Improved Outcomes for Children (IOC) Pilot Project

ACS’ Improved Outcomes for Children (IOC) initiative began July 1, 2007. Our agency is among the nine agencies chosen for this project which is intended to serve approximately 40% of the 17,049 children receiving out-of-home care services through the New York City foster care system.

Organizationally, the project is administered centrally through our Quality Management (QM) Department and FBH casework, supervisory and managerial staff from our satellites offices are involved in the day-to-day implementation supported by all areas of the Support Services division of the agency including Fiscal, MIS and Training Units. Progress can best be summarized by a review of four primary aspects of the project: Family Team Conferencing, Delegated Case Management, Data Management, and Reporting and Outcomes.

Family Team Conferencing

(FTC) is organizationally housed in our QM unit. The administrative staff was identified at the outset and a full complement of full-time FTC Facilitators, as well as Supervisory and 3 support staff were hired and received the requisite ACS training. One of the supervisors in the unit also received ACS Train-the-Trainer designation to allow our agency to provide in-house training as we moved forward. Together the staff ensures that conferences are scheduled, held, and properly documented. The unit also provided a series of IOC overview presentations to all FBH staff to familiarize them with the details of the project.

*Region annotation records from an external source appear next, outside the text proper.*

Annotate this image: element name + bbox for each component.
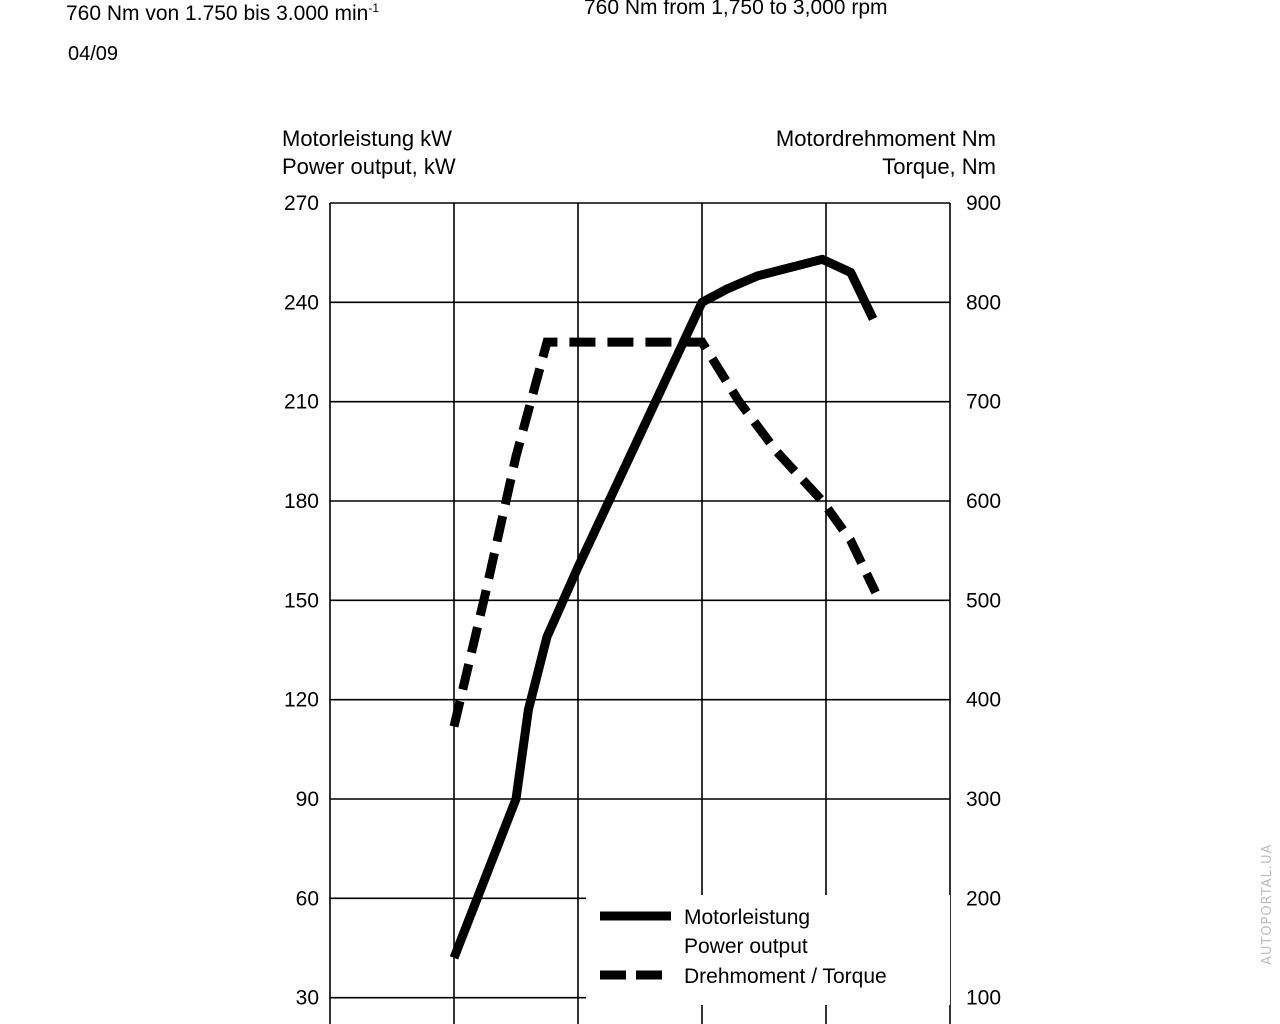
left-tick-label: 240 <box>284 291 319 314</box>
watermark: AUTOPORTAL.UA <box>1260 844 1275 965</box>
left-tick-label: 270 <box>284 192 319 215</box>
left-tick-label: 210 <box>284 391 319 414</box>
left-axis-tick-labels: 30 60 90 120 150 180 210 240 270 <box>284 192 319 1010</box>
torque-curve <box>449 337 880 728</box>
left-tick-label: 90 <box>296 788 319 811</box>
right-tick-label: 500 <box>966 589 1001 612</box>
right-tick-label: 800 <box>966 291 1001 314</box>
right-tick-label: 900 <box>966 192 1001 215</box>
right-tick-label: 400 <box>966 689 1001 712</box>
right-axis-tick-labels: 100 200 300 400 500 600 700 800 900 <box>966 192 1001 1010</box>
torque-spec-german-text: 760 Nm von 1.750 bis 3.000 min <box>66 2 369 25</box>
right-tick-label: 600 <box>966 490 1001 513</box>
right-tick-label: 200 <box>966 887 1001 910</box>
left-tick-label: 150 <box>284 589 319 612</box>
chart-legend: Motorleistung Power output Drehmoment / … <box>586 895 950 1005</box>
left-tick-label: 180 <box>284 490 319 513</box>
power-curve <box>449 254 878 960</box>
left-tick-label: 30 <box>296 987 319 1010</box>
legend-label-power-de: Motorleistung <box>684 906 810 929</box>
right-axis-title-de: Motordrehmoment Nm <box>776 126 996 151</box>
left-tick-label: 120 <box>284 689 319 712</box>
torque-spec-english: 760 Nm from 1,750 to 3,000 rpm <box>584 0 888 19</box>
right-axis-title-en: Torque, Nm <box>882 154 996 179</box>
rpm-superscript: -1 <box>368 1 380 15</box>
right-tick-label: 100 <box>966 987 1001 1010</box>
right-tick-label: 300 <box>966 788 1001 811</box>
left-tick-label: 60 <box>296 887 319 910</box>
right-tick-label: 700 <box>966 391 1001 414</box>
document-date: 04/09 <box>68 43 119 65</box>
legend-label-torque: Drehmoment / Torque <box>684 965 887 988</box>
legend-label-power-en: Power output <box>684 935 808 958</box>
left-axis-title-de: Motorleistung kW <box>282 126 452 151</box>
chart-series <box>449 254 880 960</box>
torque-spec-german: 760 Nm von 1.750 bis 3.000 min-1 <box>66 0 379 26</box>
left-axis-title-en: Power output, kW <box>282 154 456 179</box>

Moving forward, the FTC unit, in conjunction with FBH and Training staff further developed and refined internal work processes and procedures used as the basis for ongoing staff training. Together with MIS, the unit also implemented a conference and services database that helps ensure that the outcomes of FTC conferences are tracked and management reports are readily available.

Delegated Case Management

(At the beginning of November, 2007, ACS delegated Case Management to the IOC agencies. This represented a fundamental change in case practice. Essentially, the delegation entails a shift from ACS to the agencies in decision making with regard to a series of case actions including service plan approval and the discharge of children from foster care. It heightens agency responsibility and alters relationships between providers particularly with regard to shared cases. We are still in the process of working through its full significance and await more details and direction from ACS on work processes and procedures that will presumably come with the new RFP process and system-wide implementation.

Data Management, Reporting, and Outcomes

the involvement of the MIS and Fiscal Departments has been critical to our data management and reporting responsibilities. MIS and Fiscal have and continue to develop and provide necessary data and reports to track the actual and projected outcomes of the project including monthly census, care days, savings, costs, admissions, reunifications, adoptions and step-up statistics on a weekly and monthly basis.

Due to the receipt from ACS of revised definitions and clarification of terms such as Admissions, Reunifications, and Step-Ups which has occurred repeatedly since the beginning of the project, we recently revised our monthly and annual projections for the outcomes of the project. However, in spite of these changes, our actual outcomes to date remain in an acceptable range vis-à-vis the projections and ACS expectations.

In summary, the project is proceeding in an encouraging manner. Casework, supervisory, support and managerial staff have positively responded to the new work load challenges – particularly those involved in the increased number of family team conferences. Thus far, we have been able to find solutions to the problems encountered in the implementation of the project and remain confident that we will be able to continue to do so. Reducing caseloads for caseworkers and supervisors, coupled with increasing ancillary supports (e.g., crisis social workers, recreation therapists, social workers providing group work to teens, etc.), has been essential to our success in this new initiative.